29 November, 2007

An Overview of a Brembo Master Cylinder

Taken from oppracing.

A Simple Overview of the Radial Master Cylinder mechanism

In this overview, we will examine the different features of a lever and break it down. But before we start, let's figure out how a radial master works in a really simple diagram...

Ok, to sum up this diagram, you pull the lever towards you and it pushes a plunger through a cylinder. That plunger squeezes out brake fluid out of the cylinder, down your brake hoses and into your calipers. The brake fluid in the calipers push the brake pads into the rotors, causing them to grab onto the brake rotors, thus causing you to slow down or stop.

Hey, let's stop and take a look at this lever design - it'll explain why most aftermarket master are radial. Notice the direction of the plunger and the direction that the lever travels. With a radial master cylinder, the plunger travels in the same direction as the lever. In a "conventional" master cylinder, the plunger actually travels perpendicular (or pretty close to perpendicular) from the direction of the lever. It makes sense that you can get a better feel for the lever if it's going in the same direction as the piston and plunger (radial) rather than going off on some funky angle (conventional). This is the main advantage of the radial design.

Understanding the Features of a Brembo Master

Now that we have a basic understanding of a master cylinder, let's look at the important stuff to know about a Brembo master. We can figure out most of the important stuff by the name of the lever. As an example, we'll use a 19x16 Billet Non-Folding Radial Brake Master Cylinder...let's look at the picture below:

Example: 19x16 Billet Non-Folding Radial Brake Master Cylinder

19x16: This specification indicates two values. The first value is the diameter (ie. bore) of the cylinder in millimeters - it is usually 16mm or 19mm. In this case, the diameter is 19mm. The second value is the inter-axis (ie. distance) between the lever's pivot point and the plunger that pushes into the cylinder - it is usually 16mm, 18mm or 20mm. In this case, it's 16mm.
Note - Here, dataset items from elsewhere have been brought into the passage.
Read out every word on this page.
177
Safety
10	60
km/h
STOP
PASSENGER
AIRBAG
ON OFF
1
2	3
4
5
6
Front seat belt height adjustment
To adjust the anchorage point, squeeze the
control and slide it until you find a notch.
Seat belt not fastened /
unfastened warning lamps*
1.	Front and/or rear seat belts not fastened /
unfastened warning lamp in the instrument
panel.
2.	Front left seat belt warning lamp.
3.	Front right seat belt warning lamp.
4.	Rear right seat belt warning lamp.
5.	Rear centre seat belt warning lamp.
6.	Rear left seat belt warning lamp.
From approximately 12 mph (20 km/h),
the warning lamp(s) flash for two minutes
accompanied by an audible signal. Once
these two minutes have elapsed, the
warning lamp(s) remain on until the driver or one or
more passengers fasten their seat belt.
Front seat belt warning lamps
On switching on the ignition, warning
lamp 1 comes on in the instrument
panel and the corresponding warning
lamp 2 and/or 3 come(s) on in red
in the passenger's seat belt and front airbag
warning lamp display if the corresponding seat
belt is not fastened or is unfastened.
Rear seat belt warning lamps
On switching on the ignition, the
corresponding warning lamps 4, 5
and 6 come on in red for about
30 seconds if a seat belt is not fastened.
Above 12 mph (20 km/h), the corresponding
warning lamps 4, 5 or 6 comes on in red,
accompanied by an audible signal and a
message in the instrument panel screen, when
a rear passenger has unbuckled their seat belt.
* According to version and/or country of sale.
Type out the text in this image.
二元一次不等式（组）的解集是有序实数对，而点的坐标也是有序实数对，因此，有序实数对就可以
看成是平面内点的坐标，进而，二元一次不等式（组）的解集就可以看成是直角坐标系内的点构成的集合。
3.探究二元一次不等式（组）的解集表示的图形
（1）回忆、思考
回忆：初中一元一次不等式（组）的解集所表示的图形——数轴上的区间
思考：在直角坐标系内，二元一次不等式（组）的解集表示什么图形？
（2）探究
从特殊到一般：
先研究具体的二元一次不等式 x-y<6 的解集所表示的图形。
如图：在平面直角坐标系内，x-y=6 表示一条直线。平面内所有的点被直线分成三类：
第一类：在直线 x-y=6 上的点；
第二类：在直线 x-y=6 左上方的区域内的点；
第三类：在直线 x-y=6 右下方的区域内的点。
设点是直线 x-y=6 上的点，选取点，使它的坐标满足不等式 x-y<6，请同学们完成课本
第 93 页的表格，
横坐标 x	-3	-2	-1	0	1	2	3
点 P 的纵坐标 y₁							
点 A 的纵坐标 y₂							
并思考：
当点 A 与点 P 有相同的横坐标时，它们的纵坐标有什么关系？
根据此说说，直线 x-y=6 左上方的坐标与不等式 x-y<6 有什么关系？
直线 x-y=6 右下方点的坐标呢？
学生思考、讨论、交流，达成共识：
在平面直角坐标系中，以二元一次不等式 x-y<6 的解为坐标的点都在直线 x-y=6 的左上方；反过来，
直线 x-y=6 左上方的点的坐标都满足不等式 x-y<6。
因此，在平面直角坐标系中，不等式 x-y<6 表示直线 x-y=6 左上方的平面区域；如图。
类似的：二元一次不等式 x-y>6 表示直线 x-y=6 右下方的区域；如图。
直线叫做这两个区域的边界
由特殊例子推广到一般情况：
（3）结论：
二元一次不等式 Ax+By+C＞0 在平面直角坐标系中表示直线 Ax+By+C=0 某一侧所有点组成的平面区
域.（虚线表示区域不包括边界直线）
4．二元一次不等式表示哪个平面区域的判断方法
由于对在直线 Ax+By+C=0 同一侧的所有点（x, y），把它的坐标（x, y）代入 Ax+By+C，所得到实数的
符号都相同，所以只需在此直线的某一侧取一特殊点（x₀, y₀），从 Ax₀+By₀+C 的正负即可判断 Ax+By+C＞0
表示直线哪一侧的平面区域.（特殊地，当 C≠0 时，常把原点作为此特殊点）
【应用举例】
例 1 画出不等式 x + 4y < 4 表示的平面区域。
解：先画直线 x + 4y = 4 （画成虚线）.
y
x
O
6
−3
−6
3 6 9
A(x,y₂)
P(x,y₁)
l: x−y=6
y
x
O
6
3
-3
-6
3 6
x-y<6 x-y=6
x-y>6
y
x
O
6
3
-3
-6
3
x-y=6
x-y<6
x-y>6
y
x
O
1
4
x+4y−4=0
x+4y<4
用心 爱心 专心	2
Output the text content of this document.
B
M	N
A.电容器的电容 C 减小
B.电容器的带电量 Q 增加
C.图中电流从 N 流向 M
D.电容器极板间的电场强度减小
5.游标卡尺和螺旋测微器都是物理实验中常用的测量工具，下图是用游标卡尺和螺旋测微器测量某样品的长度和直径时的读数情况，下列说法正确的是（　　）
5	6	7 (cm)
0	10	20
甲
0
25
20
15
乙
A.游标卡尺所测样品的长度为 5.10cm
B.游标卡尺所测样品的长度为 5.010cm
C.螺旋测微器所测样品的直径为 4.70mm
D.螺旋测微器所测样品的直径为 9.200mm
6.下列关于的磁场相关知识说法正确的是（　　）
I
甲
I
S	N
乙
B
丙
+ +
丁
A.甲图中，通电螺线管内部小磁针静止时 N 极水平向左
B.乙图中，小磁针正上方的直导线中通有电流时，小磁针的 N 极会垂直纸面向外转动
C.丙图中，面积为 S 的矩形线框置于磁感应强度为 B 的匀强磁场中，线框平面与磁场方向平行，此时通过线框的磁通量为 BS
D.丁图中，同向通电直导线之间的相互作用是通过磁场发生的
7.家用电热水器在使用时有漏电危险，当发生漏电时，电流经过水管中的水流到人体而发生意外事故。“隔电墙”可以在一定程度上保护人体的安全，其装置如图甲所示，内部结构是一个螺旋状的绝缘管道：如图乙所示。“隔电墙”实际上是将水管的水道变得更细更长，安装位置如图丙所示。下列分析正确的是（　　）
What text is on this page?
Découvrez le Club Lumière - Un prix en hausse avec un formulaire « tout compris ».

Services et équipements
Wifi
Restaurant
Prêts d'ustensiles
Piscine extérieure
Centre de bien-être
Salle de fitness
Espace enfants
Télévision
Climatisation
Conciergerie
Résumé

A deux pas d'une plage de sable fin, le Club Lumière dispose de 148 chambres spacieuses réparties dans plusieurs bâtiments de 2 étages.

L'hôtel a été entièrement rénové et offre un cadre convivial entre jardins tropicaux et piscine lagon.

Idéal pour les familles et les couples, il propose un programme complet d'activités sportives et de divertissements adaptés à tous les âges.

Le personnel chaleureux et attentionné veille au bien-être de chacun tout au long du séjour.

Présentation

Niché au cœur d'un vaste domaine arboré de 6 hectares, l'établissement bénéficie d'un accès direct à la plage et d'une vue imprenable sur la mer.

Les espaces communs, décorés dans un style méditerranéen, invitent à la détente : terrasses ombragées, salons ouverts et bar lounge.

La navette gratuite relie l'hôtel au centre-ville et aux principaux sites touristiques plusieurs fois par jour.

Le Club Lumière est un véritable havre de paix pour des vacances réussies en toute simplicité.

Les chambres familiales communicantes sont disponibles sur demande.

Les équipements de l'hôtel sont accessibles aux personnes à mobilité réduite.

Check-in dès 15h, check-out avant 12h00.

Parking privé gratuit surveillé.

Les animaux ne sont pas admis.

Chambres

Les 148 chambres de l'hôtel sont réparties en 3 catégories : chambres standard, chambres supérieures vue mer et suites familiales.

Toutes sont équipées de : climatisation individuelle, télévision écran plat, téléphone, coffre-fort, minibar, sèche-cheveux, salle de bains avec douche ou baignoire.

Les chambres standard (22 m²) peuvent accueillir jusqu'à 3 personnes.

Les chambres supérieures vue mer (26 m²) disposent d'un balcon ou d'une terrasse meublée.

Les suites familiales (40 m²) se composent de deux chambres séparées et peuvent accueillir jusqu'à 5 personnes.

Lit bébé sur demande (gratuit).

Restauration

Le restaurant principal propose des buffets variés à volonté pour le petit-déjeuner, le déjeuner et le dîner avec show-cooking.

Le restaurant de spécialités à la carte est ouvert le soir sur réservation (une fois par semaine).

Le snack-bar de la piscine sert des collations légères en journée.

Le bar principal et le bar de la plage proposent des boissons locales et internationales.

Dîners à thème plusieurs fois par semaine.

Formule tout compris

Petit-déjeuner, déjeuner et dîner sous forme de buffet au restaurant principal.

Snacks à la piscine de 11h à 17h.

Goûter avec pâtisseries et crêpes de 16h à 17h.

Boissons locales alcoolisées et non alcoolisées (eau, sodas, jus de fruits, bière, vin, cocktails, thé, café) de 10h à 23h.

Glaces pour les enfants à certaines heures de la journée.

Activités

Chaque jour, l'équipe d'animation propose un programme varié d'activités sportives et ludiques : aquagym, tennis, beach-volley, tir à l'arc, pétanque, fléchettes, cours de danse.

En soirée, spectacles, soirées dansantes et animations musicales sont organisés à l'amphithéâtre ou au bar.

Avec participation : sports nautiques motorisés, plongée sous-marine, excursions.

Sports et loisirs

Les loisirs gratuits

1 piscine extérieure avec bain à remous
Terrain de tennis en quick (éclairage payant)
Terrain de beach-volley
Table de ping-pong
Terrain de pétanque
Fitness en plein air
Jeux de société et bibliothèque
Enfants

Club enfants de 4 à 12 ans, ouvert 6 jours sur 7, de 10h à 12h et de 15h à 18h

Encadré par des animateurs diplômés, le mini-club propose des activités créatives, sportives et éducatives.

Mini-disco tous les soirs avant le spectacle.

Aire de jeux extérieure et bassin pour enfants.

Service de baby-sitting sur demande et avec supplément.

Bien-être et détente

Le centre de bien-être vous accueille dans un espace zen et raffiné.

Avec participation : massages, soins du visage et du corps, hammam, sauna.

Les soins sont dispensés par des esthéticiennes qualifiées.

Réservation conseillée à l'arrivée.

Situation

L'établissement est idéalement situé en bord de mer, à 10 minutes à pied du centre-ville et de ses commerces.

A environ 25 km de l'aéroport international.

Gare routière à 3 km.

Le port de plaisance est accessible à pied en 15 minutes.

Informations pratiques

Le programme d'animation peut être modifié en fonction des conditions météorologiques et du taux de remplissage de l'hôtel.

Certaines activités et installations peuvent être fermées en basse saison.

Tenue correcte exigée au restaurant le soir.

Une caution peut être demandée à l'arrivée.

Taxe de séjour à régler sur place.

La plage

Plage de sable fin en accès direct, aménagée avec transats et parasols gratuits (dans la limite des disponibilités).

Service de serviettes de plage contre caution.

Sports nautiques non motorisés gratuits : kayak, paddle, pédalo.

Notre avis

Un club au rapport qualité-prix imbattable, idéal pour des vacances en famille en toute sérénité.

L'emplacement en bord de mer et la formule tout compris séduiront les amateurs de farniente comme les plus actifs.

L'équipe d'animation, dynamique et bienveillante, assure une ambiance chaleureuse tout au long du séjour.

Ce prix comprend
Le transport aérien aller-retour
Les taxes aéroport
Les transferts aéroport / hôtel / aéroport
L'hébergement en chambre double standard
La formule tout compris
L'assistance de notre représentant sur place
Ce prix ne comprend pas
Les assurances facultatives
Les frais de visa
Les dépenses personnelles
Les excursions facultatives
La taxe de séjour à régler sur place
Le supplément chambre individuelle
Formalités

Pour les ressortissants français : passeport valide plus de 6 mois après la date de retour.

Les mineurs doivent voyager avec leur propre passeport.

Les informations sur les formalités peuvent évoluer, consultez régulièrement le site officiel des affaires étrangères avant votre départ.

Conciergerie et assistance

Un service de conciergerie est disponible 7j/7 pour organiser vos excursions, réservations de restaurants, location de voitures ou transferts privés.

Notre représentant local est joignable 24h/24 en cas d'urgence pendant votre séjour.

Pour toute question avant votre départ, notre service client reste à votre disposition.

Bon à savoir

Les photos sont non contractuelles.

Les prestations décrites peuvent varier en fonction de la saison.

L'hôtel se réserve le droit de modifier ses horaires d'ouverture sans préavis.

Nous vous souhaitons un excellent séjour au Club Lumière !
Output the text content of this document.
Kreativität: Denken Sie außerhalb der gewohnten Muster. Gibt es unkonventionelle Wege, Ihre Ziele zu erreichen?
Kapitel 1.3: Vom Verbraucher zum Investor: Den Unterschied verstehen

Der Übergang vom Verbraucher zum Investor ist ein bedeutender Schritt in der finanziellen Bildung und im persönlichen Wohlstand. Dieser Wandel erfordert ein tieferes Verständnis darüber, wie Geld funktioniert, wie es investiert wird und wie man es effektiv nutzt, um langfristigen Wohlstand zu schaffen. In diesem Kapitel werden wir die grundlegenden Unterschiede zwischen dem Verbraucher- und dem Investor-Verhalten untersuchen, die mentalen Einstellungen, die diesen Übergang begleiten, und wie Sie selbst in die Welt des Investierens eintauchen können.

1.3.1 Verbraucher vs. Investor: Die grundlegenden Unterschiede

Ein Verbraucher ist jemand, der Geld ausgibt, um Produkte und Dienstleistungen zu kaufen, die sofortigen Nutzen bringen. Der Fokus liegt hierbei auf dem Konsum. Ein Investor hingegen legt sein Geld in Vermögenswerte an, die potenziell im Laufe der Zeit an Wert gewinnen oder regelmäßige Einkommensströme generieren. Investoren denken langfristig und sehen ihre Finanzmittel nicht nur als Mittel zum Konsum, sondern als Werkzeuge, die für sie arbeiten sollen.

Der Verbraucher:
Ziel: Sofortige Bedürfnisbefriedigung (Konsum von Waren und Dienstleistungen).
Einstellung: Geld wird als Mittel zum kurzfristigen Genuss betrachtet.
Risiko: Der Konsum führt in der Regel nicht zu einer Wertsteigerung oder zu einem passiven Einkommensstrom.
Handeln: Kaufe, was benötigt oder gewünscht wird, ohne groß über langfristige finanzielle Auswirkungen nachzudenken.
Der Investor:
Now that we know what the numbers are, let's figure out what they mean in terms of braking performance. When you are selecting a master, you need to understand that these values trade-off braking sensitivity and braking power.

For the cylinder diameter, as that value increases, you increase your feel and decrease your braking power. As you increase the diameter, you increase your cylinder size and increase the volume of brake fluid that you have to compress. This creates a dampening effect that allows you to better modulate the amount of brake pressure.

For the inter-axis value, as that value increases (ie. the distance gets longer), you are increasing your sensitivity and decreasing your brake power. As you move that plunger further away from the lever pivot, you reduce your leverage. I don't want to get into the technical aspect or into the physics of it...that's not the goal of this article. If you feel like you need to know more, I would recommend you search Google or How Stuff Works. Just know that if you increase the inter-axis value, you increase feel and reduce braking power. Likewise, if you decrease the inter-axis value, you increase your braking power and reduce your feel.

When we put these two values together, we can figure out which master cylinder specification results in the most braking power or the most feel. With a 19x16 master cylinder, you get maximum braking power and the least amount of feel. Vice versa, the 16x20 master cylinder yields the greatest amount of feel and the lowest amount of braking power.

Billet: Master cylinders are manufactured using two processes and are designated as either billet or forged. A billet master is cut from a solid block of aluminum using a CNC machine. This machine is computer-controlled and can carve out masters to very precise tolerances. A billet master is very precise but also very expensive to manufacture. A forged master created by heating a blob of aluminum (known as an ingot) to a temperature where it is malleable (but not a liquid) and pressing it into a mould to form the final shape. (It's different from casting where the metal is heated into a liquid state and poured into a mould.) The forging process is relatively crude and may have imperfections such as air bubbles or rough surfaces. A forged master is not as precise or refined as a billet master but is much cheaper to manufacture.

Non-Folding: Brembo masters are designed to absorb crash damage in one of two ways. The first method is through a folding lever. This lever has a hinge in it which allows the lever to swing up or down in the even that the motorcycle gets dumped. The second method is through a cut in the end of the (non-folding) lever. This is a deliberate weakness in the lever design - the lever breaks at the cut and absorbs energy. Sure, you end up with a broken lever but at least you still have part of a lever so you can use it to ride home. If you look at footpegs for rear sets, you may see the same idea at work. Breaking a lever is an easy replacement. Breaking the master cylinder means you have to replace the whole thing...not too good if you've invested in a Brembo.